Je suis Red, je graffe sur les murs des usines abandonnées, sur les ponts gris des autoroutes, des cris de rage et d’amour aussi ! “S’il fallait des mots pour que tu te souviennes, j’en couvrirais la ville à l’encre éternelle.”


Je suis Eva, la tatoueuse, de ma seringue acérée, j’inscris sur des peaux humaines, des prénoms amoureux et des serments éternels, mais pas toujours, car ils reviennent parfois pour corriger ou effacer…


Je suis Arnold le poilu, “Mes chers parents, je vous écris d’une tranchée humide où la mort me guette à chaque seconde, j’espère que cette lettre vous parviendra un jour et que je vous reverrai. Votre fils à la guerre.”


Je suis la bouteille à la mer et je dérive vers les côtes atlantiques. Dix ans déjà, que le marin naufragé a glissé dans mon verre quelques mots griffonnés de sa main affaiblie. Qui me trouvera, les lira, s’il sait...


Je suis Paul, j’ai révélé celle que j’aimais en secret depuis toujours :

« Sur mes cahiers d’écolier, mon pupitre et les arbres, sur le sable sur la neige, j’écris ton nom, Liberté. »


Je suis Jean-Claude.

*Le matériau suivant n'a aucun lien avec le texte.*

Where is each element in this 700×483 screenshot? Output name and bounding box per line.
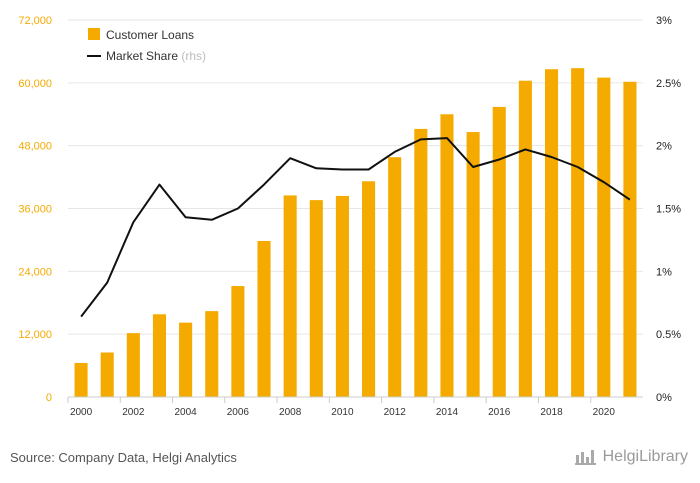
bar-2000 (74, 362, 88, 397)
x-tick-label: 2002 (122, 407, 145, 418)
bar-2020 (597, 77, 611, 397)
y-right-tick-label: 2% (656, 141, 672, 153)
y-right-tick-label: 0.5% (656, 329, 681, 341)
y-right-tick-label: 2.5% (656, 78, 681, 90)
bar-2008 (283, 195, 297, 397)
market-share-line (80, 137, 631, 318)
x-tick-label: 2014 (436, 407, 459, 418)
bar-2015 (466, 132, 480, 397)
bar-2005 (205, 311, 219, 397)
bar-2006 (231, 285, 245, 397)
x-tick-label: 2016 (488, 407, 511, 418)
y-left-tick-label: 72,000 (18, 15, 52, 27)
x-tick-label: 2000 (70, 407, 93, 418)
y-left-tick-label: 12,000 (18, 329, 52, 341)
bar-2001 (100, 352, 114, 397)
legend-label-line-note: (rhs) (181, 49, 206, 63)
legend-label-line-name: Market Share (106, 49, 178, 63)
y-left-tick-label: 36,000 (18, 204, 52, 216)
bar-2016 (492, 106, 506, 398)
y-right-tick-label: 0% (656, 392, 672, 404)
y-left-tick-label: 60,000 (18, 78, 52, 90)
axes: 0 12,000 24,000 36,000 48,000 60,000 72,000 0% 0… (18, 15, 681, 418)
x-tick-label: 2012 (384, 407, 407, 418)
y-right-tick-label: 1.5% (656, 204, 681, 216)
bar-2010 (335, 195, 349, 397)
y-left-tick-label: 0 (46, 392, 52, 404)
legend-label-line: Market Share (rhs) (106, 49, 206, 63)
y-left-tick-label: 24,000 (18, 266, 52, 278)
line-series (80, 137, 631, 318)
y-left-tick-label: 48,000 (18, 141, 52, 153)
x-tick-label: 2004 (174, 407, 197, 418)
y-right-tick-label: 3% (656, 15, 672, 27)
bar-2011 (362, 181, 376, 397)
bar-2018 (544, 69, 559, 397)
bar-2014 (440, 114, 454, 397)
bars-series (74, 68, 637, 398)
x-tick-label: 2020 (593, 407, 616, 418)
bar-2002 (126, 333, 140, 397)
bar-2009 (309, 200, 323, 397)
bar-2007 (257, 240, 271, 397)
bar-2004 (179, 322, 193, 397)
x-tick-label: 2008 (279, 407, 302, 418)
bar-2017 (518, 80, 532, 397)
y-right-tick-label: 1% (656, 266, 672, 278)
legend: Customer Loans Market Share (rhs) (87, 28, 206, 63)
x-tick-label: 2018 (540, 407, 563, 418)
chart-svg: 0 12,000 24,000 36,000 48,000 60,000 72,000 0% 0… (18, 15, 681, 418)
source-note: Source: Company Data, Helgi Analytics (10, 450, 237, 465)
bar-2003 (152, 314, 167, 397)
bar-2021 (623, 81, 637, 398)
x-tick-label: 2006 (227, 407, 250, 418)
brand-mark-icon (574, 450, 596, 465)
brand-text: HelgiLibrary (602, 448, 688, 465)
bar-2012 (388, 157, 402, 397)
legend-swatch-bar (88, 28, 100, 40)
bar-2013 (414, 128, 428, 397)
brand-logo: HelgiLibrary (574, 448, 688, 466)
x-tick-label: 2010 (331, 407, 354, 418)
bar-2019 (571, 68, 585, 397)
legend-label-bar: Customer Loans (106, 28, 194, 42)
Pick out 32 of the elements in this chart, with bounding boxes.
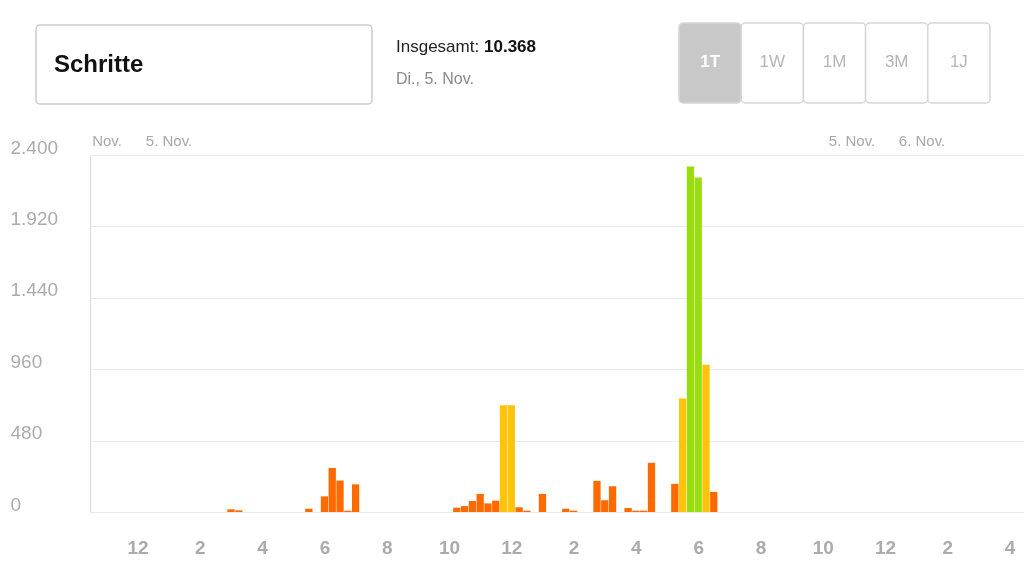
chart-subtitle: Insgesamt: 10.368 — [396, 37, 536, 56]
x-tick-label: 10 — [812, 536, 834, 558]
text: 5. Nov. — [145, 132, 193, 149]
x-tick-label: 12 — [875, 536, 897, 558]
x-tick-label: 4 — [1004, 536, 1016, 558]
x-tick-label: 2 — [568, 536, 580, 558]
chart-title: Schritte — [54, 50, 144, 77]
text: 6. Nov. — [898, 132, 946, 149]
x-tick-label: 12 — [501, 536, 523, 558]
x-tick-label: 4 — [631, 536, 643, 558]
x-tick-label: 8 — [381, 536, 393, 558]
y-tick-label: 1.920 — [10, 207, 59, 229]
x-tick-label: 6 — [693, 536, 704, 558]
y-tick-label: 1.440 — [10, 279, 59, 301]
x-tick-label: 4 — [257, 536, 269, 558]
x-tick-label: 10 — [438, 536, 461, 558]
y-tick-label: 960 — [10, 350, 43, 372]
x-tick-label: 8 — [755, 536, 767, 558]
x-tick-label: 2 — [942, 536, 954, 558]
x-tick-label: 12 — [127, 536, 149, 558]
text: Di., 5. Nov. — [396, 70, 474, 87]
text: 1M — [822, 52, 847, 71]
text: 3M — [884, 52, 909, 71]
y-tick-label: 480 — [10, 422, 43, 444]
y-tick-label: 2.400 — [10, 136, 59, 158]
text: 1W — [759, 52, 786, 71]
y-tick-label: 0 — [10, 493, 22, 515]
text: Nov. — [92, 132, 122, 149]
x-tick-label: 2 — [195, 536, 206, 558]
text: 5. Nov. — [828, 132, 876, 149]
text: 1J — [949, 52, 968, 71]
x-tick-label: 6 — [319, 536, 331, 558]
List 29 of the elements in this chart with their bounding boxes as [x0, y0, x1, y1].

Publicitaire aguerri, sur des panneaux animés, en ville, en gare, le long des autoroutes, je ne poursuis qu’un but : vous convaincre d’acheter.


Je suis Matthieu, on était dimanche, je rentrais de vacances et il était 9 heures, quand j’ai tracé ces quelques signes sur mon clavier d’ordinateur.

Car tout s’écrit, partout c’était écrit, mais qui donc lira et qui, ayant lu, se lèvera un matin, partira vers l’horizon, marchera sur la terre des vivants, trouvera le sel qui donne son vrai goût à sa vie ?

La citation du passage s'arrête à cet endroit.